From the user set we work with (large inference deployers) that is not a high priority - they already have mature deployment opinions or a set of tools that would not compose well with something like the Dynamo SDK. Their comfort level with Kubernetes is moderate to high - either they use Kubernetes for high scale training and batch, or they are deploying to many different providers in order to get enough capacity and need a standard orchestration solution.

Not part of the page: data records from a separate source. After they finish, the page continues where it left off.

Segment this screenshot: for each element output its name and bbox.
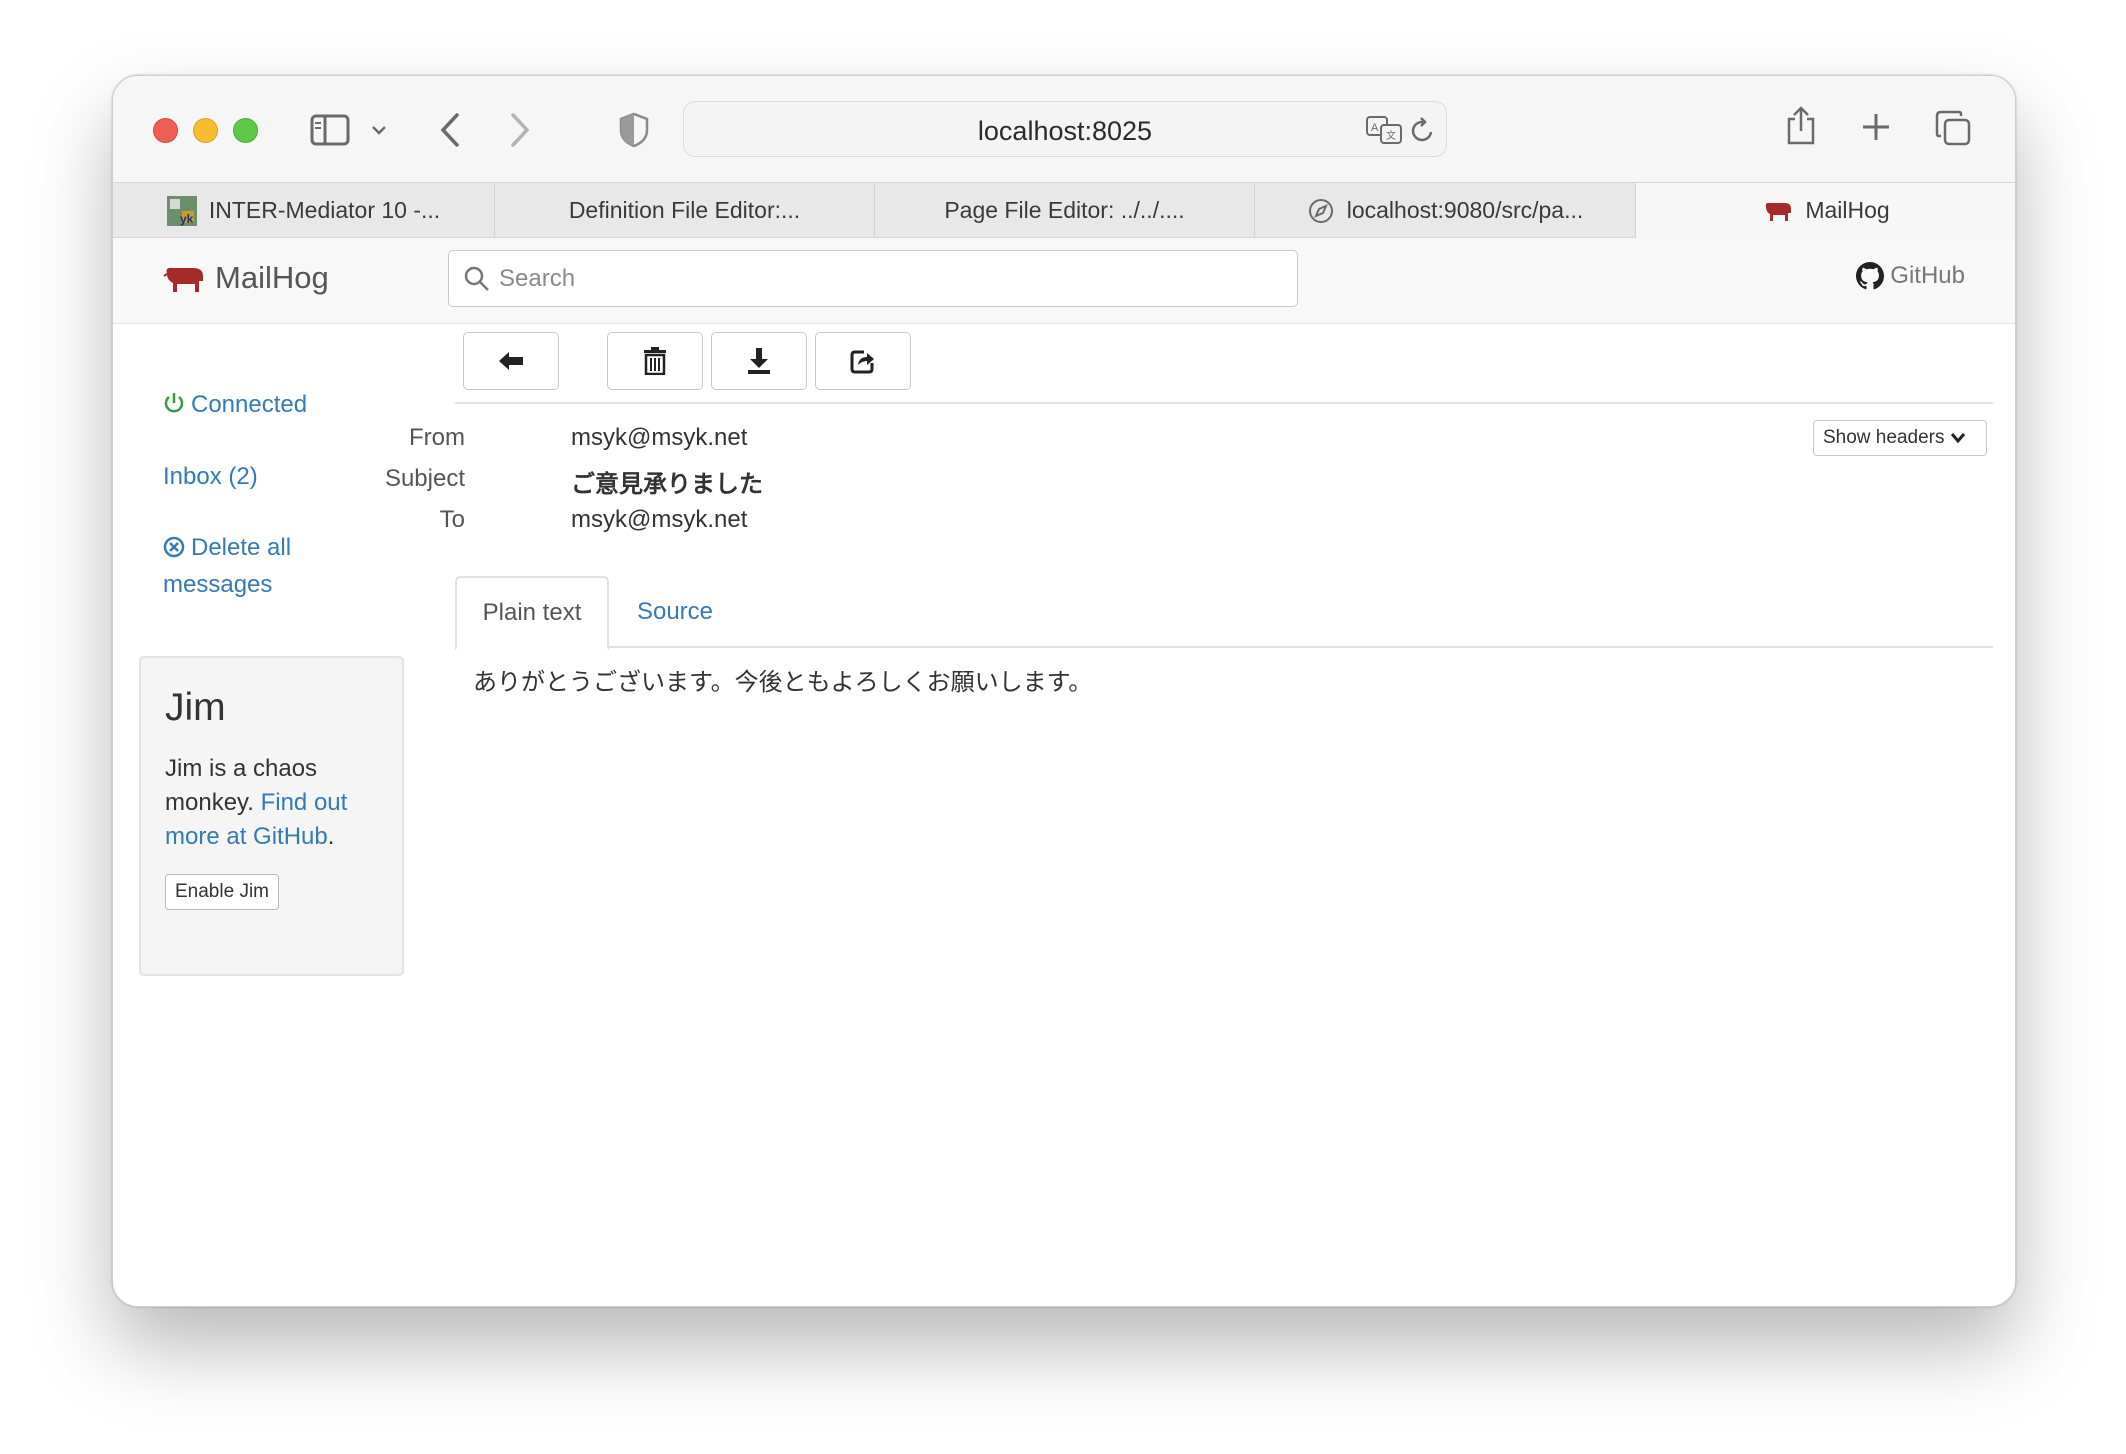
enable-jim-button[interactable]: Enable Jim: [165, 874, 279, 910]
new-tab-icon[interactable]: [1859, 110, 1893, 144]
search-icon: [464, 266, 490, 297]
tab-label: localhost:9080/src/pa...: [1346, 197, 1584, 223]
search-input[interactable]: [499, 261, 1279, 297]
share-icon[interactable]: [1783, 102, 1819, 150]
inbox-link[interactable]: Inbox (2): [163, 460, 258, 494]
content-tab-bar: Plain text Source: [455, 576, 1993, 650]
subject-value: ご意見承りました: [571, 470, 763, 498]
connection-status: Connected: [163, 388, 307, 425]
release-message-button[interactable]: [815, 332, 911, 390]
forward-icon[interactable]: [505, 108, 535, 152]
show-headers-label: Show headers: [1823, 427, 1945, 448]
mailhog-navbar: MailHog GitHub: [113, 238, 2015, 324]
power-icon: [163, 391, 185, 425]
github-label: GitHub: [1890, 262, 1965, 289]
browser-tab-localhost-9080[interactable]: localhost:9080/src/pa...: [1255, 183, 1636, 238]
trash-icon: [644, 347, 666, 375]
search-field[interactable]: [448, 250, 1298, 307]
svg-text:yk: yk: [180, 212, 194, 226]
tab-source[interactable]: Source: [615, 576, 735, 648]
delete-message-button[interactable]: [607, 332, 703, 390]
svg-text:文: 文: [1386, 129, 1396, 142]
github-link[interactable]: GitHub: [1856, 262, 1965, 290]
translate-icon[interactable]: A文: [1364, 114, 1404, 146]
svg-text:A: A: [1371, 122, 1379, 134]
delete-all-link[interactable]: Delete all messages: [163, 531, 363, 602]
mailhog-pig-icon: [163, 267, 203, 292]
jim-panel: Jim Jim is a chaos monkey. Find out more…: [139, 656, 404, 976]
tab-label: Page File Editor: ../../....: [944, 197, 1185, 223]
compass-icon: [1307, 197, 1335, 225]
browser-tab-mailhog[interactable]: MailHog: [1636, 183, 2015, 238]
back-to-inbox-button[interactable]: [463, 332, 559, 390]
browser-tab-inter-mediator[interactable]: yk INTER-Mediator 10 -...: [113, 183, 495, 238]
chevron-down-icon[interactable]: [367, 118, 391, 142]
back-icon[interactable]: [435, 108, 465, 152]
browser-toolbar: localhost:8025 A文: [113, 76, 2015, 182]
download-message-button[interactable]: [711, 332, 807, 390]
mailhog-brand[interactable]: MailHog: [163, 260, 329, 296]
privacy-shield-icon[interactable]: [617, 110, 651, 150]
share-square-icon: [850, 350, 874, 374]
zoom-window-button[interactable]: [233, 118, 258, 143]
message-body: ありがとうございます。今後ともよろしくお願いします。: [473, 668, 1093, 696]
tab-overview-icon[interactable]: [1933, 108, 1973, 148]
brand-label: MailHog: [215, 260, 329, 295]
tab-label: INTER-Mediator 10 -...: [208, 197, 441, 223]
jim-period: .: [327, 823, 335, 850]
remove-circle-icon: [163, 534, 185, 568]
from-label: From: [409, 424, 465, 451]
to-label: To: [439, 506, 465, 533]
address-bar[interactable]: localhost:8025 A文: [683, 101, 1447, 157]
subject-label: Subject: [384, 465, 465, 492]
download-icon: [748, 348, 770, 374]
minimize-window-button[interactable]: [193, 118, 218, 143]
jim-description: Jim is a chaos monkey. Find out more at …: [165, 752, 378, 854]
connected-label: Connected: [191, 391, 308, 418]
browser-tab-bar: yk INTER-Mediator 10 -... Definition Fil…: [113, 182, 2015, 238]
inter-mediator-favicon-icon: yk: [166, 195, 197, 226]
jim-title: Jim: [165, 686, 226, 729]
from-value: msyk@msyk.net: [571, 424, 748, 451]
to-value: msyk@msyk.net: [571, 506, 748, 533]
close-window-button[interactable]: [153, 118, 178, 143]
sidebar-toggle-icon[interactable]: [309, 110, 351, 150]
address-text: localhost:8025: [977, 116, 1153, 146]
tab-plain-text[interactable]: Plain text: [455, 576, 609, 650]
browser-tab-page-editor[interactable]: Page File Editor: ../../....: [875, 183, 1255, 238]
tab-label: MailHog: [1805, 197, 1890, 223]
browser-tab-definition-editor[interactable]: Definition File Editor:...: [495, 183, 875, 238]
reload-icon[interactable]: [1408, 114, 1438, 146]
toolbar-divider: [455, 402, 1993, 404]
github-icon: [1856, 262, 1885, 290]
tab-label: Definition File Editor:...: [568, 197, 801, 223]
show-headers-button[interactable]: Show headers: [1813, 420, 1987, 456]
arrow-left-icon: [499, 352, 523, 370]
browser-window: localhost:8025 A文 yk INTER-Mediator 10 -…: [112, 75, 2016, 1307]
chevron-down-icon: [1951, 433, 1966, 444]
mailhog-pig-icon: [1763, 199, 1793, 223]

llm-d focuses on helping achieve efficiency dynamically at runtime based on changing traffic or workload on Kubernetes - some of the things the Dynamo SDK encodes are static and upfront and would conflict with that objective. Also, large deployers with serving typically have significant batch and training and they are looking to maximize capacity use without impacting their prod serving. That requires the orchestrator to know about both workloads at some level - which Dynamo SDK would make more difficult.

rdli•6mo ago
In this analogy, Dynamo is most definitely not like Django. It includes inference aware routing, KV caching, etc. -- all the stuff you would need to run a modern SOTA inference stack.
qntty•6mo ago
You're right, I was confusing TensorRT with Dynamo. It looks like the relationship between Dynamo and vLLM is actually the opposite of what I was thinking -- Dynamo can use vLLM as a backend rather than vice versa.
Kemschumam•6mo ago
What would be the benefit of this project over hosting VLLM in Ray?